The GN has a taller front end (plus a prominent ‘forehead’), and from there, the belt line that connects head to tail lamp is straight. Likewise, the windowline. In contrast, all the profile lines on the GM are rising towards the back, which is taller at the boot than the new car. This is obvious in the side-by-side pics, along with the new car’s slightly lower roofline. No one would be mistaking these two City generations for one another, even in the same Modern Steel Metallic grey. Looks wise, which do you prefer?

Finally, price. The new City e:HEV RS Hybrid shocked some when its RM105,950 price was announced. That’s understandable, because it’s over the RM100k mental barrier that we have for CKD B-segment mass market cars, and we’ve been conditioned to expect low prices for hybrids.

This is a Malaysian consumer quirk, as hybrids pack in more hardware and tech, and they naturally cost more than a regular ICE version.

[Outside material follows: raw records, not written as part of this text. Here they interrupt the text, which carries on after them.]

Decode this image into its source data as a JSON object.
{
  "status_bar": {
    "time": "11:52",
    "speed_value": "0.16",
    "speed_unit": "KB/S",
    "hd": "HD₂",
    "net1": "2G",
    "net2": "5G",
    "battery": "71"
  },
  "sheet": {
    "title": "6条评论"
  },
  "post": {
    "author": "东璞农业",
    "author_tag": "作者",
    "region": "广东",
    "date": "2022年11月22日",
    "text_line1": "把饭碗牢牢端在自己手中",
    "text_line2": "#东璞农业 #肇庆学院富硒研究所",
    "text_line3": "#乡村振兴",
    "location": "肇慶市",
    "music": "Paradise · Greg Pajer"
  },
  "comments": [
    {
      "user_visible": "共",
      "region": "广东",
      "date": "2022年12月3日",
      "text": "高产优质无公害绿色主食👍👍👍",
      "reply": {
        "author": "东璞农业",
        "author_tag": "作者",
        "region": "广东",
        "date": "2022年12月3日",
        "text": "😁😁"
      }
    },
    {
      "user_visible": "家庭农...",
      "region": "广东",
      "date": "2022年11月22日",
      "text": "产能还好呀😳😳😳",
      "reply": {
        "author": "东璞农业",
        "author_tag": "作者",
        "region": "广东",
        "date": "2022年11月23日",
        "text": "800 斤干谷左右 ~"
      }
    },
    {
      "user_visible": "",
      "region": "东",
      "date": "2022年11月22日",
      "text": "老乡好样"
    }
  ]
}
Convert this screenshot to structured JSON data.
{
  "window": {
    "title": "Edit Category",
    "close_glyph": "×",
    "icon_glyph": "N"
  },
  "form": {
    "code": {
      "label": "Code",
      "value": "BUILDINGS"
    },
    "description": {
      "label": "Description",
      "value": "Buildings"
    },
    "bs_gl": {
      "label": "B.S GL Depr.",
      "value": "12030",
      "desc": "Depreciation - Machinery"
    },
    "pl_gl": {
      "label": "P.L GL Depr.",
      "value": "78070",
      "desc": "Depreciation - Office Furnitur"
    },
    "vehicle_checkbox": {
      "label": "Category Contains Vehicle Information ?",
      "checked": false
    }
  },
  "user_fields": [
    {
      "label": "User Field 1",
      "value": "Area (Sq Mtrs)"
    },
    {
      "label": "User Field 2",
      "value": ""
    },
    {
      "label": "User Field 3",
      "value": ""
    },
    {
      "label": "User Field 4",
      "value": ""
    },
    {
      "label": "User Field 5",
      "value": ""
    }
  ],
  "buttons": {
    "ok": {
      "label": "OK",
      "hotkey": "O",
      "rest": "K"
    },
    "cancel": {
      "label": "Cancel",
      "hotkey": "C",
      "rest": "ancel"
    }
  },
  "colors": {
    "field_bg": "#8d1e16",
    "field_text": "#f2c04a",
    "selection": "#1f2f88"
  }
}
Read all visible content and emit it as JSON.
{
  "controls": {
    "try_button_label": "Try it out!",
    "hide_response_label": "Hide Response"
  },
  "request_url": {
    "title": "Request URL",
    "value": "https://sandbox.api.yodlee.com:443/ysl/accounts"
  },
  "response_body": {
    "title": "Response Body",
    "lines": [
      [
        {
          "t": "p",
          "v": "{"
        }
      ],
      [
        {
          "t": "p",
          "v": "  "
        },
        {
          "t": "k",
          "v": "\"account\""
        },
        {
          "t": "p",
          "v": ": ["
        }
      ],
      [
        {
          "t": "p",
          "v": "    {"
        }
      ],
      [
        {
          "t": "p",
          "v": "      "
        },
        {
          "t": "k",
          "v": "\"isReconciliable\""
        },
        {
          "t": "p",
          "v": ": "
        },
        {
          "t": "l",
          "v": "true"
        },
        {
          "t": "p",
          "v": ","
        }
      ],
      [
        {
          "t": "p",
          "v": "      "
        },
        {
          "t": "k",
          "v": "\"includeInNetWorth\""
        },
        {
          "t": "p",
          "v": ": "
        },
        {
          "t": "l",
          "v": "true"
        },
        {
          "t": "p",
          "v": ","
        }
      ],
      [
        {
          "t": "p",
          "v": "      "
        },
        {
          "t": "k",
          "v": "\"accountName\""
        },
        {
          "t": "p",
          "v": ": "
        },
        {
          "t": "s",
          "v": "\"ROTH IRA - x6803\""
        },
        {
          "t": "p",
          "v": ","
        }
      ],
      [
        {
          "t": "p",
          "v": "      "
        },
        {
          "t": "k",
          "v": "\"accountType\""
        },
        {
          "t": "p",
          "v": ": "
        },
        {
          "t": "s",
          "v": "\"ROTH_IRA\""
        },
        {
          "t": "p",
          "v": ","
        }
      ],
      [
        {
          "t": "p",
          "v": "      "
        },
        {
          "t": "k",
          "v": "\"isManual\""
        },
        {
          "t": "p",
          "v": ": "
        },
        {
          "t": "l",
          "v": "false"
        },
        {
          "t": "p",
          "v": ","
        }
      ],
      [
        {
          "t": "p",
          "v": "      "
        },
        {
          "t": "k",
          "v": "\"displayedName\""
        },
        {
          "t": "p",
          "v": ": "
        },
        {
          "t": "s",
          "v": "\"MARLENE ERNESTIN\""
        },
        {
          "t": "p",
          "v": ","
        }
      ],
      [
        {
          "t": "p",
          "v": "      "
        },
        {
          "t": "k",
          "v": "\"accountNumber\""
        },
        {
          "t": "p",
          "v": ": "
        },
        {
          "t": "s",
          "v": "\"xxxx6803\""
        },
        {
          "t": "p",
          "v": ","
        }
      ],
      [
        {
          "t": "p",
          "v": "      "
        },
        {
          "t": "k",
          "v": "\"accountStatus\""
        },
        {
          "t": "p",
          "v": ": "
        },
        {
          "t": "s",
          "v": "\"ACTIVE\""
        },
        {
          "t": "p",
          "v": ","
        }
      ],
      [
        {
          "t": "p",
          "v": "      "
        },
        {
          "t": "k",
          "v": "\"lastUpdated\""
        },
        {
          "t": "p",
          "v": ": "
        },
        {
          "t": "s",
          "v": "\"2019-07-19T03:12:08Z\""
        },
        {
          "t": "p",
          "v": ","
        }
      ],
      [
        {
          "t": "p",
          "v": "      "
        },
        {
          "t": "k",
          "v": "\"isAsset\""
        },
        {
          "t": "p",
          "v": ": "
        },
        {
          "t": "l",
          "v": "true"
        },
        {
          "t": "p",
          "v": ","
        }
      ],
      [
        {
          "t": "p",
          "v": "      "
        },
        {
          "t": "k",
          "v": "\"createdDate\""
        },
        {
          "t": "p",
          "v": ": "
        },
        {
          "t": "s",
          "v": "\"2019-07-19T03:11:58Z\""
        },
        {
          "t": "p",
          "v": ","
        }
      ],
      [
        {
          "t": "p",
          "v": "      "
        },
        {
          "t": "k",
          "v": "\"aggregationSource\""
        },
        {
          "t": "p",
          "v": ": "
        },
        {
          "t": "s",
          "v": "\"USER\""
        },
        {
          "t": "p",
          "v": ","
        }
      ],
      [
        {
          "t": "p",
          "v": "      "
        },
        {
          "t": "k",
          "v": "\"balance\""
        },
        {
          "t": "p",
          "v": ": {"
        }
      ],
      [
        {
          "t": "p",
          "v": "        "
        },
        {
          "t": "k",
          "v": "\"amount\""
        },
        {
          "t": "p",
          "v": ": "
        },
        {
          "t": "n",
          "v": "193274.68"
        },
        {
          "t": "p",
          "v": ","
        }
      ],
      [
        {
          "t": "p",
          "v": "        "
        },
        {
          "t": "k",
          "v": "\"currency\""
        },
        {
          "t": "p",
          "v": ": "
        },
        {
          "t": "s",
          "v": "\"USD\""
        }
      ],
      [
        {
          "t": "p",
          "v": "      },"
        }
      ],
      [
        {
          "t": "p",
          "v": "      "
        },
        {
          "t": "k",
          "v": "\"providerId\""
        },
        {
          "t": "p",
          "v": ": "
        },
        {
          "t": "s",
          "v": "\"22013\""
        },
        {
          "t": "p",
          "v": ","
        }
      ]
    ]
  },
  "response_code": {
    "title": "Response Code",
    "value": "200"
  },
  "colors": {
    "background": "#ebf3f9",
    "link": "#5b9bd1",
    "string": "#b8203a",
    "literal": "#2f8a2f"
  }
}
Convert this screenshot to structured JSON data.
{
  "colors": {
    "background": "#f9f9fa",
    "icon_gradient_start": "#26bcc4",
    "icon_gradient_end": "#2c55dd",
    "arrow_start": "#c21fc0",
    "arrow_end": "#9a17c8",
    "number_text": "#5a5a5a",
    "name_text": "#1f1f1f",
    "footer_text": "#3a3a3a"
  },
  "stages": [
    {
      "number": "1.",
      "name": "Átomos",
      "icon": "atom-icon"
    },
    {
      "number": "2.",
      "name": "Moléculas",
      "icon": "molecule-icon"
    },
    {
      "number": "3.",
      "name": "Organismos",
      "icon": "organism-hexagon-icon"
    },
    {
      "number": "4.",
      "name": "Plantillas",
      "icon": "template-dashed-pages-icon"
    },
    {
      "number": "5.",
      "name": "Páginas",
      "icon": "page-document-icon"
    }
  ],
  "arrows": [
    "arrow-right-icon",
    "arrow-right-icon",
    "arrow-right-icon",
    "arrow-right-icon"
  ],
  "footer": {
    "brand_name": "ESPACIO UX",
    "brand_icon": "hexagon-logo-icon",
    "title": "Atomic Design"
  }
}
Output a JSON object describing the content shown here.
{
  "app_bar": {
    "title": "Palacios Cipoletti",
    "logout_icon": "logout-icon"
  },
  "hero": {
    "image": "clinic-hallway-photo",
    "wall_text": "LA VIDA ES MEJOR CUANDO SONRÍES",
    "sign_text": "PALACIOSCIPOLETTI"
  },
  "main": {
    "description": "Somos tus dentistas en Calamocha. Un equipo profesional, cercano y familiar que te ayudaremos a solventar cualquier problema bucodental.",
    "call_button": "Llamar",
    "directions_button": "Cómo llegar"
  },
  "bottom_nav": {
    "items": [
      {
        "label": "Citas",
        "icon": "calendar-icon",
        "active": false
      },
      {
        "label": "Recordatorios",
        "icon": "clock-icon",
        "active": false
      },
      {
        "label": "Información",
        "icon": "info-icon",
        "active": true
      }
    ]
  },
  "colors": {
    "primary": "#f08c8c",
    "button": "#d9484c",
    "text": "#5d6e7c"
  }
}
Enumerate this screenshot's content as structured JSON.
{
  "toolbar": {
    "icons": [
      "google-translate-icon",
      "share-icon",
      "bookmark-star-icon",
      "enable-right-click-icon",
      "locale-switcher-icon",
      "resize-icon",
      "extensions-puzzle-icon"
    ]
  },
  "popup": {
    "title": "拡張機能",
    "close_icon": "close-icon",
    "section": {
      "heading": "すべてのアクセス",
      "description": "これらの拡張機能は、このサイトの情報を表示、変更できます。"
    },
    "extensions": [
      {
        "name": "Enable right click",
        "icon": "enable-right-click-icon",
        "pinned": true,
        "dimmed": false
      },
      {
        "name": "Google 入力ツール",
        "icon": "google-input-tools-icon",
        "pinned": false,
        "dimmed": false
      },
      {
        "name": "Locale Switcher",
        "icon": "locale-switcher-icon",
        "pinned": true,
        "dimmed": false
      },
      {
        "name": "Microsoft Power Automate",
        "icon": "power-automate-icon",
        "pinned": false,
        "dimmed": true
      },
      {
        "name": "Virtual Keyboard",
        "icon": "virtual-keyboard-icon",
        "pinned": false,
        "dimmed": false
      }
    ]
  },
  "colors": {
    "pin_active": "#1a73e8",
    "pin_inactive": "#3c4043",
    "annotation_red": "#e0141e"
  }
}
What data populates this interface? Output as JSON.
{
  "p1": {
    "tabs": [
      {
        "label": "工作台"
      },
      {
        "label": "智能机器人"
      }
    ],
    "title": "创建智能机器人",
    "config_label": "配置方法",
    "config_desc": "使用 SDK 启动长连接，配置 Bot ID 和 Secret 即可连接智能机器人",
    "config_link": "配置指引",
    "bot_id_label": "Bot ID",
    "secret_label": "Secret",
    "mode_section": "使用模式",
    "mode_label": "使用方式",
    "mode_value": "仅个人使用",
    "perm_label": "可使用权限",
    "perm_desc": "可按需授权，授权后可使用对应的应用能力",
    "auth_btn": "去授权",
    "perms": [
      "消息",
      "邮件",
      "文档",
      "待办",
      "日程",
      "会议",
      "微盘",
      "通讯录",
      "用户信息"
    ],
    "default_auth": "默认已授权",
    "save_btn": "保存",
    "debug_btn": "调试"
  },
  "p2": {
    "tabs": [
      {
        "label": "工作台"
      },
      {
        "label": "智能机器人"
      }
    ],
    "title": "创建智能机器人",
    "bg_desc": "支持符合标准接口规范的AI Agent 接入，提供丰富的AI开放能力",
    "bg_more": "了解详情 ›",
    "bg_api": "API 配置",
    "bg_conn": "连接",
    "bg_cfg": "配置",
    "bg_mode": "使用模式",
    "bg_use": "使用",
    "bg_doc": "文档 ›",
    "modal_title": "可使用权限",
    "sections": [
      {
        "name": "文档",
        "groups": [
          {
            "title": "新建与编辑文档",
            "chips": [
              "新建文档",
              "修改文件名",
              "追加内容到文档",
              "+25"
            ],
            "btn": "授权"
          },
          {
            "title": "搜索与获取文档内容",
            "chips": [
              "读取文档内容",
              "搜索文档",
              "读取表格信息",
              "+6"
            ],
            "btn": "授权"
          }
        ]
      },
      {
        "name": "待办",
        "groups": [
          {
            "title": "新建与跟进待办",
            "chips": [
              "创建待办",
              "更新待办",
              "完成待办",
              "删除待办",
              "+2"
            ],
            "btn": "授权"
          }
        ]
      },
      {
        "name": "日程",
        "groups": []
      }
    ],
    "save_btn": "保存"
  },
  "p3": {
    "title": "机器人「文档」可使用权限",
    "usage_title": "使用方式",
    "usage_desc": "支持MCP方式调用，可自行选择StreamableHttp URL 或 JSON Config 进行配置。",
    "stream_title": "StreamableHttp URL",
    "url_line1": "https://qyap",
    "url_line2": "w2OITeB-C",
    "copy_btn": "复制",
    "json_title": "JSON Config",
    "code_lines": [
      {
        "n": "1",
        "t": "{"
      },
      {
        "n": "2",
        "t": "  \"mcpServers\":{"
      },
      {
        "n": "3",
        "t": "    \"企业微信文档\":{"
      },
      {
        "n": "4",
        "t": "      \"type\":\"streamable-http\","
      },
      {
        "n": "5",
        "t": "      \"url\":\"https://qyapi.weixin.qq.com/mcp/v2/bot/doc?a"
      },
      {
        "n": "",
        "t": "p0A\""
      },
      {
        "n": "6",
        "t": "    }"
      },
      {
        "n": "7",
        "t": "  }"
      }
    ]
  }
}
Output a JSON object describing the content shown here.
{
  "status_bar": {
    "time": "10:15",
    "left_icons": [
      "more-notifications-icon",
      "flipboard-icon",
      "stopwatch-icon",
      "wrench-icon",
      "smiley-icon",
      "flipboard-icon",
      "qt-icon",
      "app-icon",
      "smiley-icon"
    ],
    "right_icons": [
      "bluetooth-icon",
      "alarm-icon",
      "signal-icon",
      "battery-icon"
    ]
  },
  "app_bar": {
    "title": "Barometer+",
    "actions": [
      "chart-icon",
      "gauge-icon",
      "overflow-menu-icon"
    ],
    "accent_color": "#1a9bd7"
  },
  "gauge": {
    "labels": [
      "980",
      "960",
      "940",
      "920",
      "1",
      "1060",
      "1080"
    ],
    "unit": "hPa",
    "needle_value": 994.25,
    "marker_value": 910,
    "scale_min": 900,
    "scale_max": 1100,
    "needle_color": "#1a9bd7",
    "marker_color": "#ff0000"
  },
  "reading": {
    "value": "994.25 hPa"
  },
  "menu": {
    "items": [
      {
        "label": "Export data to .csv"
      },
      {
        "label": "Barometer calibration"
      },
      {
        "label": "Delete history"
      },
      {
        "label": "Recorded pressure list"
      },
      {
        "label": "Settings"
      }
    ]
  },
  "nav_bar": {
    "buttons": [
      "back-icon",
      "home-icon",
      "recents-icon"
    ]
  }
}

Honda Malaysia has revealed before that the GM Hybrid would have been priced above RM100k if not for hybrid tax incentives. Typically, hybrids are also positioned at the top of the range, which the e:HEV RS is now.

Compared to the petrol-powered City, these hybrids packs in a lot more tech, and in the case of today’s e:HEV RS, more kit and sportier looks as well. The RM19k premium over the 1.5V also buys you unique 16-inch two-tone wheels, rear disc brakes, electric parking brake with auto brake hold, digital instrument panel, leather interior with red stitching, aluminium pedals and the Honda Sensing driver assist safety pack.

Perhaps not the best City in terms of value, but if you’re intrigued by the e:HEV RS Hybrid’s eco tech, you’ll also be treated to a very safe and well-kitted family car, and one that can ahem, outrun D-segment sedans with big engines too!